David Llewellyn Dodds

Bruce Charlton said...

@DLD - Thanks very much for this.

I should emphasize that my 'efforts' to find out about George Sayer were purely internet based! I tried to find someone who knew him who I might approach with these queries and drew a blank. It is possible his second wife may still be alive (Margaret Cronin?) but I don't know.

Bruce Charlton said...

@DLD - What do you think of my suggestion that CW was probably the 'leader' of Inklings meetings 1939-45 - Do you find it plausible, given what you know of CW's personality and how he operated in groups?

Anonymous said...

One example of Inklings detail did pop back into my mind: Williams's account of a reaction to what must have been the first chapter of All Hallows' Eve in its published form. In a letter of Thursday, 28 October 1943, he wrote to a friend (and so, not to Michal: but I/we'd need to re-check what-all he was writing to her around then) that C.S. Lewis "says of the opening of the new novel now that I have more in my little finger than all of them in their whole bodies". "New novel now" because the "new novel" up until September 1943, which he had been working on, on and off, in some sense, since around September 1940, is what is represented by the publication in Mythlore in three installments in 1970-72, which appears to be its latest extant draft. In that publication, the erroneous suggestion is made that the whole novel was entitled "The Noises That Weren't There", while a letter of Friday, 23 July 1943, makes it clear that that is the title of the first chapter.
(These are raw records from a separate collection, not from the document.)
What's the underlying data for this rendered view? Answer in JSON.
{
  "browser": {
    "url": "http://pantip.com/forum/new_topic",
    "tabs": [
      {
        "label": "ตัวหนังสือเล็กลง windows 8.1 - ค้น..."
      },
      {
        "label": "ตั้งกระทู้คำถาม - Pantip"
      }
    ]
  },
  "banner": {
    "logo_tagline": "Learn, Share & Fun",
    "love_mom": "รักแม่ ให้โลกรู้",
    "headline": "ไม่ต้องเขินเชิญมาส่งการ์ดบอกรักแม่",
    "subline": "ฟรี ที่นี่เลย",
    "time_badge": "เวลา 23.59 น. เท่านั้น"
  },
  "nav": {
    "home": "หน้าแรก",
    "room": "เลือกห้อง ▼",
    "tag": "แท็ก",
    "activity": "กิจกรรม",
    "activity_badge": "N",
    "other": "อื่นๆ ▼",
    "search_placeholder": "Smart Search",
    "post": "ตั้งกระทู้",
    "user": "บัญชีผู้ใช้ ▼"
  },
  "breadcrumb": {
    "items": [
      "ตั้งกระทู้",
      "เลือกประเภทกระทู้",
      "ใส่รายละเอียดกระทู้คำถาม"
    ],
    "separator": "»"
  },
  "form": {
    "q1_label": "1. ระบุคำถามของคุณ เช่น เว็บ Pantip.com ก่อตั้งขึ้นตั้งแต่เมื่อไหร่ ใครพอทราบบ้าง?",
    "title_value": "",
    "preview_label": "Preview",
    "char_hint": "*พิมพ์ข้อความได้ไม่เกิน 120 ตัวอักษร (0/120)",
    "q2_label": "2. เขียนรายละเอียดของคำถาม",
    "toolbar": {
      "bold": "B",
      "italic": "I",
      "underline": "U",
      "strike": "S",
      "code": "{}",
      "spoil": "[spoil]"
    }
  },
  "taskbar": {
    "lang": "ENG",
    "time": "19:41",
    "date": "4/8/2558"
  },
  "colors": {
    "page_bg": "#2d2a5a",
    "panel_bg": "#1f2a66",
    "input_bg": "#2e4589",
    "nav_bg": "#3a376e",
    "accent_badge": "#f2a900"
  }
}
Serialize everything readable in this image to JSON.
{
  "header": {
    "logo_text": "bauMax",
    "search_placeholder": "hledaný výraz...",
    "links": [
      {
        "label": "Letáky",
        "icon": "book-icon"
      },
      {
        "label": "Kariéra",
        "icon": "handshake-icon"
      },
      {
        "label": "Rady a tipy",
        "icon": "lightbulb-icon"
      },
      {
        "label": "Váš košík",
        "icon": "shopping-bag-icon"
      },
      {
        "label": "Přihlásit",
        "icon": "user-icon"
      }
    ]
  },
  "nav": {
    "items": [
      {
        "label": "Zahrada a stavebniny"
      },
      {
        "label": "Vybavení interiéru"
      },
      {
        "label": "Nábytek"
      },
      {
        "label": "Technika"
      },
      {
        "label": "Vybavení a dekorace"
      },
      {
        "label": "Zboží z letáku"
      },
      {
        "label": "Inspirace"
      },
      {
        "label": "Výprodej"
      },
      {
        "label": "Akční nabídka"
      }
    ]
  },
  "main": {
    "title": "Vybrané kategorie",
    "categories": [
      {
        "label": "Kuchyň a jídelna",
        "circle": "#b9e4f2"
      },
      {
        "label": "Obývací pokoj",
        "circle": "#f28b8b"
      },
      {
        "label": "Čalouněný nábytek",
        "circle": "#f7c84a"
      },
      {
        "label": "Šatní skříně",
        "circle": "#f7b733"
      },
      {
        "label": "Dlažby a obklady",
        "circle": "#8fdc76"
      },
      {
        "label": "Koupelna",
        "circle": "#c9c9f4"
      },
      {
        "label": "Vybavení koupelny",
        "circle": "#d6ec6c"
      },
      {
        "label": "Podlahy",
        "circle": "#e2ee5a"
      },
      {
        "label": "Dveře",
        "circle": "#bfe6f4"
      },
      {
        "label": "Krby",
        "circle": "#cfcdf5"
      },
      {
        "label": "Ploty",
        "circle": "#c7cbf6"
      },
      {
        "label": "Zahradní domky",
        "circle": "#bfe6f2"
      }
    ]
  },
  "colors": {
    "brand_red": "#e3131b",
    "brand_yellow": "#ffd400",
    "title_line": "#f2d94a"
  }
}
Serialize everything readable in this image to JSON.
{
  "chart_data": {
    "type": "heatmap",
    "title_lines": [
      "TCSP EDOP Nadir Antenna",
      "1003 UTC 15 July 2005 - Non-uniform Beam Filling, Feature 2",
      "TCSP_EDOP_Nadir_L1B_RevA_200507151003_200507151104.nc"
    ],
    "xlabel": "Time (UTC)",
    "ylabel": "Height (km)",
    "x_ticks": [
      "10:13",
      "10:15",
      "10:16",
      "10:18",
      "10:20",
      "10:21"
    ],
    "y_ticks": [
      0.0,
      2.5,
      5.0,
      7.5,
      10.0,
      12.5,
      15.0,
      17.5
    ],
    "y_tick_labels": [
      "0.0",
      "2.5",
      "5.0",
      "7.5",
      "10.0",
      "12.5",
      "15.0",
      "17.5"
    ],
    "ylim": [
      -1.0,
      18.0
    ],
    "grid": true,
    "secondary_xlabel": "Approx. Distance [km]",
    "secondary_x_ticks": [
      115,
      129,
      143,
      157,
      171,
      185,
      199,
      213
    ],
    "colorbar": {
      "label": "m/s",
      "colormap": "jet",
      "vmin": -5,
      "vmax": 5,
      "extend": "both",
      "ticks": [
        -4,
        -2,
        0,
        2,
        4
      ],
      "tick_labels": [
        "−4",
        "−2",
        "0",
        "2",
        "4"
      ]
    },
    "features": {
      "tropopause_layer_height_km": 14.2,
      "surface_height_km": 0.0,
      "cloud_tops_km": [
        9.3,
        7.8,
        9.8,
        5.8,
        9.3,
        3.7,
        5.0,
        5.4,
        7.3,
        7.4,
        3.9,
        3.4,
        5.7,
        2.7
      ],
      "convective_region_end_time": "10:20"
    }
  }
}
Interestingly, and perhaps significantly, Michal seems, according to the Mythlore introductory material, to have thought of this as the draft of an eighth novel, after All Hallows' Eve. She might, 27 years on, simply have forgotten the change that took place in September-October 1943. She might not have had a very detailed knowledge of the progress of the "new novel" at the time. He had certainly asked her, on Thursday, 21 June 1940, to think of a subject for a new novel. And, he had certainly been dismayed, after the publication of All Hallows' Eve, by her remark that people might connect the name of the character Evelyn with that of the late Evelyn Underhill. (See my contribution to vol. 153 of the Dictionary of Literary Biography for more details about the composition history, and, for details of the Evelyn reference, my review of Dr. Andrea Freud Loewenstein's book in Charles Williams Society Newsletter [subsequently Quarterly], No. 75, Autumn 1994, now available online at the Charles Williams Society site.)

I am brooding over your suggestion, which I only encountered a couple days ago, about 'core Inkling group dynamics' (so to put it), but - with apologies - don't feel confident to comment, yet.